MixtureDiscreteEulerSolver#

class flow_matching.solver.MixtureDiscreteEulerSolver(model: ModelWrapper, path: MixtureDiscreteProbPath, vocabulary_size: int, source_distribution_p: Tensor | None = None)[source]#

Solver that simulates the CTMC process \((X_t)_{t_{\text{init}}\leq t\leq t_{\text{final}}}\) defined by \(p_t\) the marginal probability path of path. Given \(X_t \sim p_t\), the algorithm of solver step from \(t\) to \(t+h\) for the i-th coordinate is:

\[\begin{align*} & X_1^i \sim p_{1|t}^i(\cdot|X_t)\\ & \lambda^i \gets \sum_{x^i\ne X_t^i} u_t^i(x^i, X_t^i|X_1^i)\\ & Z^i_{\text{change}} \sim U[0,1]\\ & X_{t+h}^i \sim \begin{cases} \frac{u_t^i(\cdot, X_t^i|X_1^i)}{\lambda^i}(1-\delta_{X_t^i}(\cdot)) \text{ if $Z^i_{\text{change}}\le 1-e^{-h\lambda^i}$}\\ \delta_{X_t^i}(\cdot) \text{ else } \end{cases} \end{align*}\]

Where \(p_{1|t}(\cdot|X_t)\) is the output of model, and the conditional probability velocity is of the mixture probability path is:

\[u_t^i(x^i, y^i|x_1^i) = \hat{u}_t^i(x^i, y^i|x_1^i) + c_{\text{div\_free}}\left[\hat{u}_t^i(x^i, y^i|x_1^i) - \check{u}_t^i(x^i, y^i|x_1^i) \right],\]

where

\[\hat{u}_t^i(x^i, y^i|x_1^i) = \frac{\dot{\kappa}_t}{1-\kappa_t} \left[ \delta_{x_1^i}(x^i) - \delta_{y^i}(x^i) \right], \]

and

\[\check{u}_t^i(x^i, y^i|x_1^i) = \frac{\dot{\kappa}_t}{\kappa_t}\left[ \delta_{y^i}(x^i) - p(x^i) \right].\]

The source distribution \(p(x^i)\) is given by p.

Parameters:
  • model (ModelWrapper) – trained with x-prediction, outputting posterior probabilities (in the range \([0,1]\)), output must be […, vocabulary_size].

  • path (MixtureDiscreteProbPath) – Probability path used for x-prediction training.

  • vocabulary_size (int) – size of the discrete vocabulary.

  • source_distribution_p (Optional[Tensor], optional) – Source distribution, must be of shape [vocabulary_size]. Required only when divergence-free term for the probability velocity is non-zero.
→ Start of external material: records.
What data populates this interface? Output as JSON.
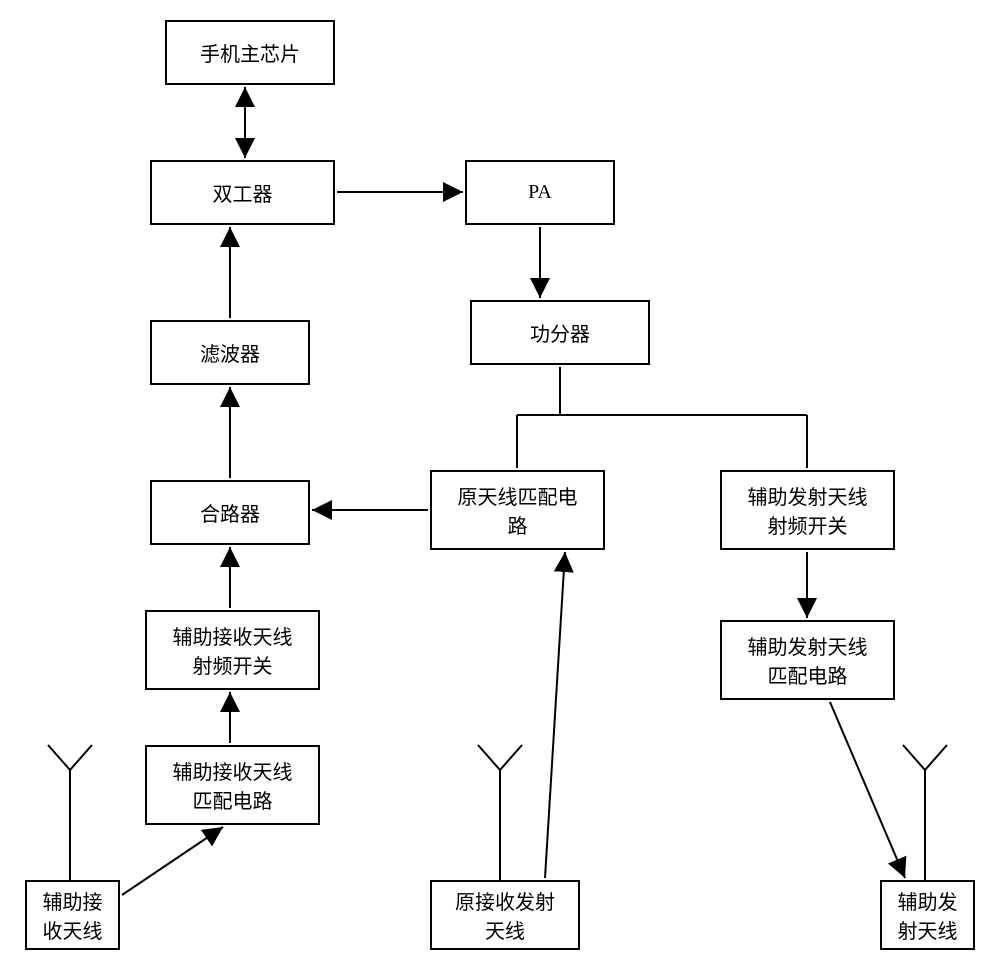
{
  "blocks": {
    "main_chip": "手机主芯片",
    "duplexer": "双工器",
    "pa": "PA",
    "splitter": "功分器",
    "filter": "滤波器",
    "combiner": "合路器",
    "orig_match": "原天线匹配电\n路",
    "aux_tx_sw": "辅助发射天线\n射频开关",
    "aux_rx_sw": "辅助接收天线\n射频开关",
    "aux_tx_match": "辅助发射天线\n匹配电路",
    "aux_rx_match": "辅助接收天线\n匹配电路",
    "aux_rx_ant": "辅助接\n收天线",
    "orig_ant": "原接收发射\n天线",
    "aux_tx_ant": "辅助发\n射天线"
  }
}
Defaults to None.

sample(x_init: Tensor, step_size: float | None, div_free: float | Callable[[float], float] = 0.0, dtype_categorical: dtype = torch.float32, time_grid: Tensor = tensor([0., 1.]), return_intermediates: bool = False, verbose: bool = False, **model_extras) Tensor[source]#

Sample a sequence of discrete values from the given model.

import torch
from flow_matching.utils import ModelWrapper
from flow_matching.solver import MixtureDiscreteEulerSolver

class DummyModel(ModelWrapper):
    def __init__(self):
        super().__init__(None)
    def forward(self, x: torch.Tensor, t: torch.Tensor, **extras) -> torch.Tensor:
        return ...

model = DummyModel()
solver = MixtureDiscreteEulerSolver(model=model)
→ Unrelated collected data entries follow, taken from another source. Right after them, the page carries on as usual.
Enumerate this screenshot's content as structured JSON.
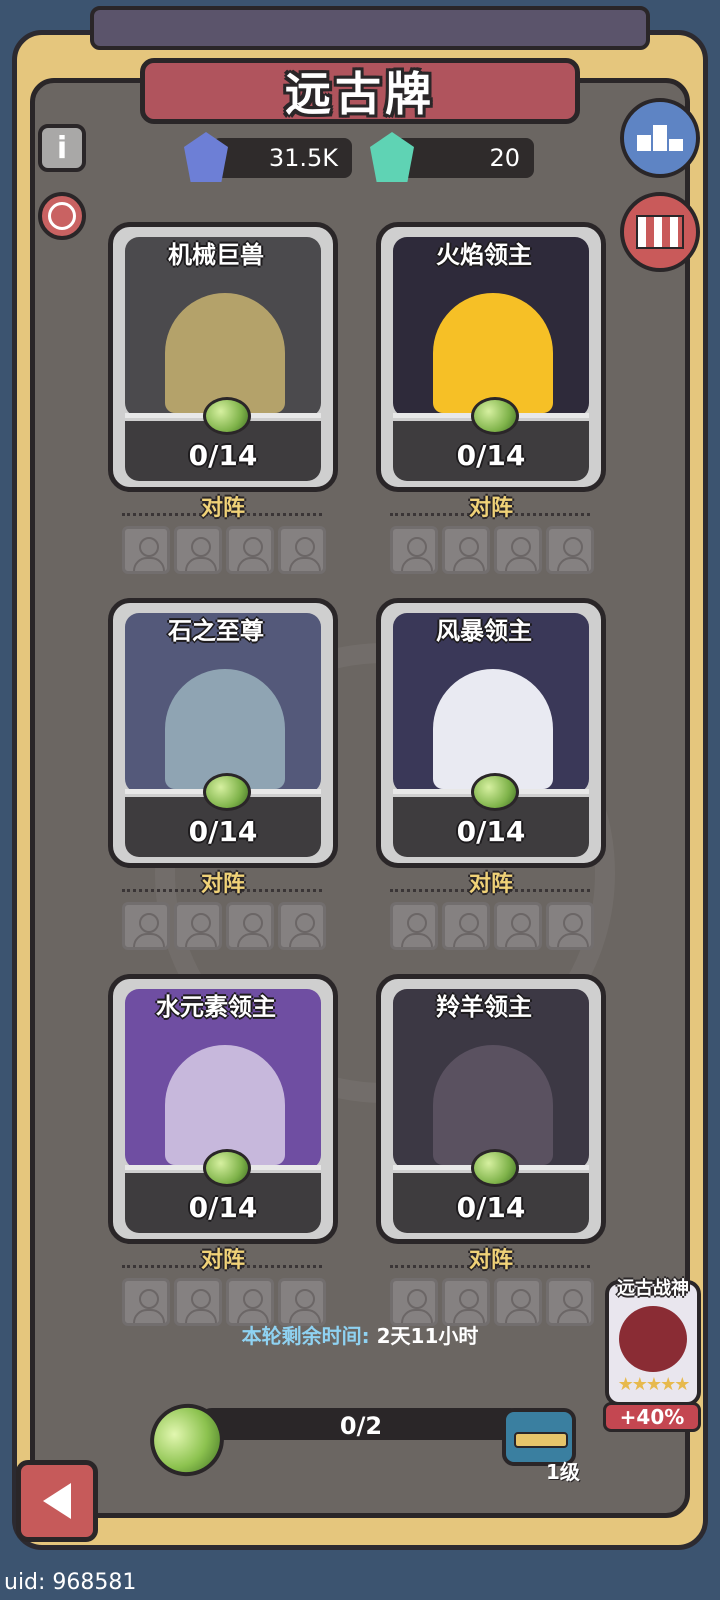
{
  "header": {
    "title": "远古牌"
  },
  "resources": {
    "blue_gem_amount": "31.5K",
    "green_gem_amount": "20"
  },
  "side_buttons": {
    "info_label": "i"
  },
  "cards": [
    {
      "name": "机械巨兽",
      "count": "0/14",
      "formation_label": "对阵",
      "art_bg": "#4b4a4d",
      "figure_color": "#b4a26a"
    },
    {
      "name": "火焰领主",
      "count": "0/14",
      "formation_label": "对阵",
      "art_bg": "#2e2a3a",
      "figure_color": "#f6c026"
    },
    {
      "name": "石之至尊",
      "count": "0/14",
      "formation_label": "对阵",
      "art_bg": "#54597a",
      "figure_color": "#8fa4b3"
    },
    {
      "name": "风暴领主",
      "count": "0/14",
      "formation_label": "对阵",
      "art_bg": "#3a3858",
      "figure_color": "#e9eaf2"
    },
    {
      "name": "水元素领主",
      "count": "0/14",
      "formation_label": "对阵",
      "art_bg": "#6f4ea2",
      "figure_color": "#c7b8dc"
    },
    {
      "name": "羚羊领主",
      "count": "0/14",
      "formation_label": "对阵",
      "art_bg": "#3c3844",
      "figure_color": "#5a5160"
    }
  ],
  "footer": {
    "timer_label": "本轮剩余时间:",
    "timer_value": "2天11小时",
    "progress_text": "0/2",
    "progress_fraction": 0,
    "chest_level": "1级"
  },
  "bonus_card": {
    "title": "远古战神",
    "stars": "★★★★★",
    "bonus": "+40%"
  },
  "uid_label": "uid: 968581",
  "colors": {
    "accent_gold": "#f0d278",
    "timer_blue": "#8fd2f2",
    "bean_green": "#9bd35a",
    "card_frame": "#cfcfcf"
  }
}
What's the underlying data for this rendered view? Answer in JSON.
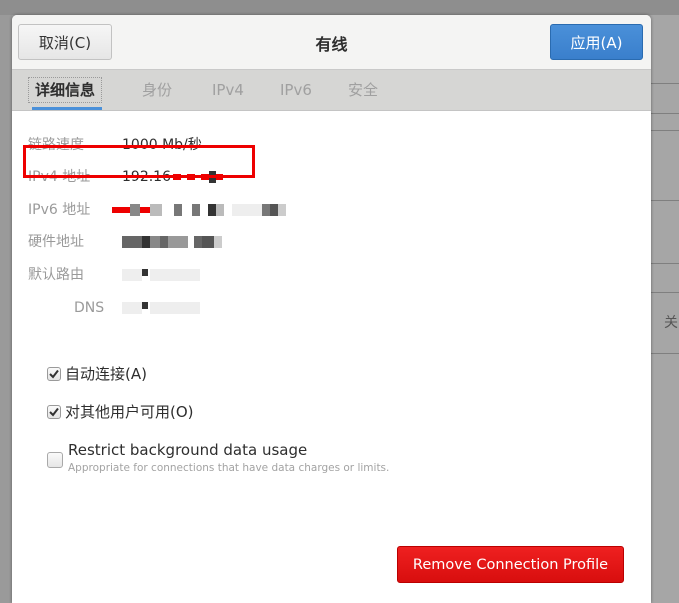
{
  "dialog": {
    "title": "有线",
    "cancel_label": "取消(C)",
    "apply_label": "应用(A)",
    "colors": {
      "apply": "#3a7fcc",
      "remove": "#e01414",
      "highlight": "#ee0000"
    }
  },
  "tabs": [
    {
      "label": "详细信息",
      "active": true
    },
    {
      "label": "身份",
      "active": false
    },
    {
      "label": "IPv4",
      "active": false
    },
    {
      "label": "IPv6",
      "active": false
    },
    {
      "label": "安全",
      "active": false
    }
  ],
  "details": {
    "link_speed": {
      "label": "链路速度",
      "value": "1000 Mb/秒"
    },
    "ipv4": {
      "label": "IPv4 地址",
      "value": "192.16"
    },
    "ipv6": {
      "label": "IPv6 地址",
      "value": ""
    },
    "hardware": {
      "label": "硬件地址",
      "value": ""
    },
    "default_route": {
      "label": "默认路由",
      "value": ""
    },
    "dns": {
      "label": "DNS",
      "value": ""
    }
  },
  "options": {
    "auto_connect": {
      "label": "自动连接(A)",
      "checked": true
    },
    "available_all_users": {
      "label": "对其他用户可用(O)",
      "checked": true
    },
    "restrict_background": {
      "label": "Restrict background data usage",
      "description": "Appropriate for connections that have data charges or limits.",
      "checked": false
    }
  },
  "remove_label": "Remove Connection Profile",
  "background": {
    "partial_text": "关"
  }
}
x_init = torch.LongTensor([122, 725])
step_size = 0.001
time_grid = torch.tensor([0.0, 1.0])

result = solver.sample(x_init=x_init, step_size=step_size, time_grid=time_grid)
Parameters:
  • x_init (Tensor) – The initial state.

  • step_size (Optional[float]) – If float then time discretization is uniform with the given step size. If None then time discretization is set to be time_grid.

  • div_free (Union[float, Callable[[float], float]]) – The coefficient of the divergence-free term in the probability velocity. Can be either a float or a time dependent function. Defaults to 0.0.
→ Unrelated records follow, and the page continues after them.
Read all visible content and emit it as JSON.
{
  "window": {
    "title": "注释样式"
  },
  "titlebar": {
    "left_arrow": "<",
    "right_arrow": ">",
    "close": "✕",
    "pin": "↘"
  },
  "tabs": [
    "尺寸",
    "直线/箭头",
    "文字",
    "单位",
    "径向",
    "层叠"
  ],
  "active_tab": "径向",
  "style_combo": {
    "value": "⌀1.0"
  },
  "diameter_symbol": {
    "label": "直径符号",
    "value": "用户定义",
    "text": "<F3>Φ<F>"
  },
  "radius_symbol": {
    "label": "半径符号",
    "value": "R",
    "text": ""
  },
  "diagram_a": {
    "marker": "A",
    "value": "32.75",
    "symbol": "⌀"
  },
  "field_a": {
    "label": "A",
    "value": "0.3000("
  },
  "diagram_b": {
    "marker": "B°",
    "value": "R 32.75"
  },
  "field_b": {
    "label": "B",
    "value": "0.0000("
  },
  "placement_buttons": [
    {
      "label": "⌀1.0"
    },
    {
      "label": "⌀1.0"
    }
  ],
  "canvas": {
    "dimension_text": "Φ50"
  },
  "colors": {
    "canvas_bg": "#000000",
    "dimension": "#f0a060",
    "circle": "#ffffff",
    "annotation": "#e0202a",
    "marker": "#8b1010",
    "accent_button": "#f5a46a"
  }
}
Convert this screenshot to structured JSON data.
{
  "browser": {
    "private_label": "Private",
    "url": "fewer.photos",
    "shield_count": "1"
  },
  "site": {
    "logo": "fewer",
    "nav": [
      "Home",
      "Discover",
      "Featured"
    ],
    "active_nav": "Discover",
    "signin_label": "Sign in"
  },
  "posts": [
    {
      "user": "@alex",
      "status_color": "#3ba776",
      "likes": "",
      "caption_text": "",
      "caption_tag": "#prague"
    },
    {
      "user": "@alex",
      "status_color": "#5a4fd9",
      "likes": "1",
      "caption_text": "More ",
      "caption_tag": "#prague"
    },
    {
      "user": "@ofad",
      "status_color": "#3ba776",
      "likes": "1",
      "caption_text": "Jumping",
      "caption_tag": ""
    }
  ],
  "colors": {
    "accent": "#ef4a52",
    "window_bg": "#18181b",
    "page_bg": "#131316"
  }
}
  • dtype_categorical (torch.dtype) – Precision to use for categorical sampler. Defaults to torch.float32.

  • time_grid (Tensor) – The CTMC process is solved in the interval [time_grid[0], time_grid[-1]] and if step_size is None then time discretization is set by the time grid. Defaults to torch.tensor([0.0,1.0]).

  • return_intermediates (bool) – If True then return intermediate time steps according to time_grid. Defaults to False.

  • verbose (bool) – Whether to print progress bars. Defaults to False.

  • **model_extras – Additional input for the model.

Returns:

The sampled sequence of discrete values.

Return type:

Tensor

Raises:

ImportError – To run in verbose mode, tqdm must be installed.